A sight to freeze one's blood, to turn that blood to ice even beneath the sky of brass, even before the hot flames that darted forth, licking up, devouring all.
It stood, an ancient building of stone foundations and wooden superstructure. They said the former dated back to Cæsar's day, the latter to that of Charles le Bel, upon the banks of the canal as it would never stand again, since now it was nothing but a mass of burning fuel. Also a human hecatomb, there being within it the ashes of three hundred human beings whose bodies had that morning been consumed. And Martin blessed God that he had not been there to hear their piercing shrieks, their cries for mercy and their supplications.
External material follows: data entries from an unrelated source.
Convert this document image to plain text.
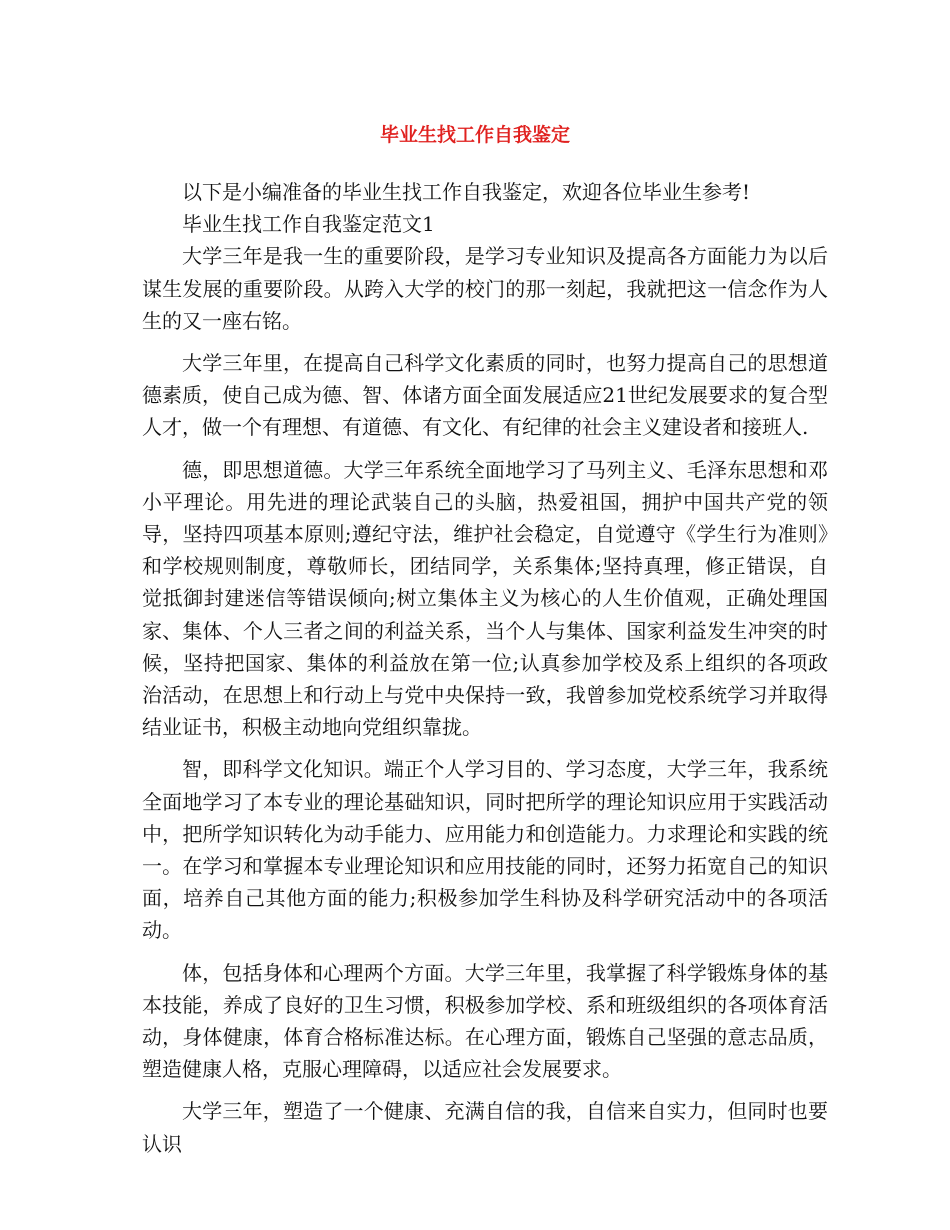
毕业生找工作自我鉴定

以下是小编准备的毕业生找工作自我鉴定，欢迎各位毕业生参考!

毕业生找工作自我鉴定范文1

大学三年是我一生的重要阶段，是学习专业知识及提高各方面能力为以后谋生发展的重要阶段。从跨入大学的校门的那一刻起，我就把这一信念作为人生的又一座右铭。

大学三年里，在提高自己科学文化素质的同时，也努力提高自己的思想道德素质，使自己成为德、智、体诸方面全面发展适应21世纪发展要求的复合型人才，做一个有理想、有道德、有文化、有纪律的社会主义建设者和接班人.

德，即思想道德。大学三年系统全面地学习了马列主义、毛泽东思想和邓小平理论。用先进的理论武装自己的头脑，热爱祖国，拥护中国共产党的领导，坚持四项基本原则;遵纪守法，维护社会稳定，自觉遵守《学生行为准则》和学校规则制度，尊敬师长，团结同学，关系集体;坚持真理，修正错误，自觉抵御封建迷信等错误倾向;树立集体主义为核心的人生价值观，正确处理国家、集体、个人三者之间的利益关系，当个人与集体、国家利益发生冲突的时候，坚持把国家、集体的利益放在第一位;认真参加学校及系上组织的各项政治活动，在思想上和行动上与党中央保持一致，我曾参加党校系统学习并取得结业证书，积极主动地向党组织靠拢。

智，即科学文化知识。端正个人学习目的、学习态度，大学三年，我系统全面地学习了本专业的理论基础知识，同时把所学的理论知识应用于实践活动中，把所学知识转化为动手能力、应用能力和创造能力。力求理论和实践的统一。在学习和掌握本专业理论知识和应用技能的同时，还努力拓宽自己的知识面，培养自己其他方面的能力;积极参加学生科协及科学研究活动中的各项活动。

体，包括身体和心理两个方面。大学三年里，我掌握了科学锻炼身体的基本技能，养成了良好的卫生习惯，积极参加学校、系和班级组织的各项体育活动，身体健康，体育合格标准达标。在心理方面，锻炼自己坚强的意志品质，塑造健康人格，克服心理障碍，以适应社会发展要求。

大学三年，塑造了一个健康、充满自信的我，自信来自实力，但同时也要认识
Around the nearly destroyed mill, except on one side where it adjoined an inn, "La Rose de Provence," the front of which was all singed and scarred, he saw the executioners, the men who had been soldiers, fierce yet valiant, until this morning, but who were now worthy of no nobler name than that of cowardly murderers. Dragoons, Croatian Cravates, now Prance's most bloody swashbucklers with one exception, the Miquelets, those fierce Pyrenean tigers, as well as chevaux-légers and countless numbers of the milice. And near them, his sword drawn, his face inflamed with drink and fury, his breast a mass of ribbons and orders, was Montrevel upon his horse, a scandal to the bâton he had lately gained.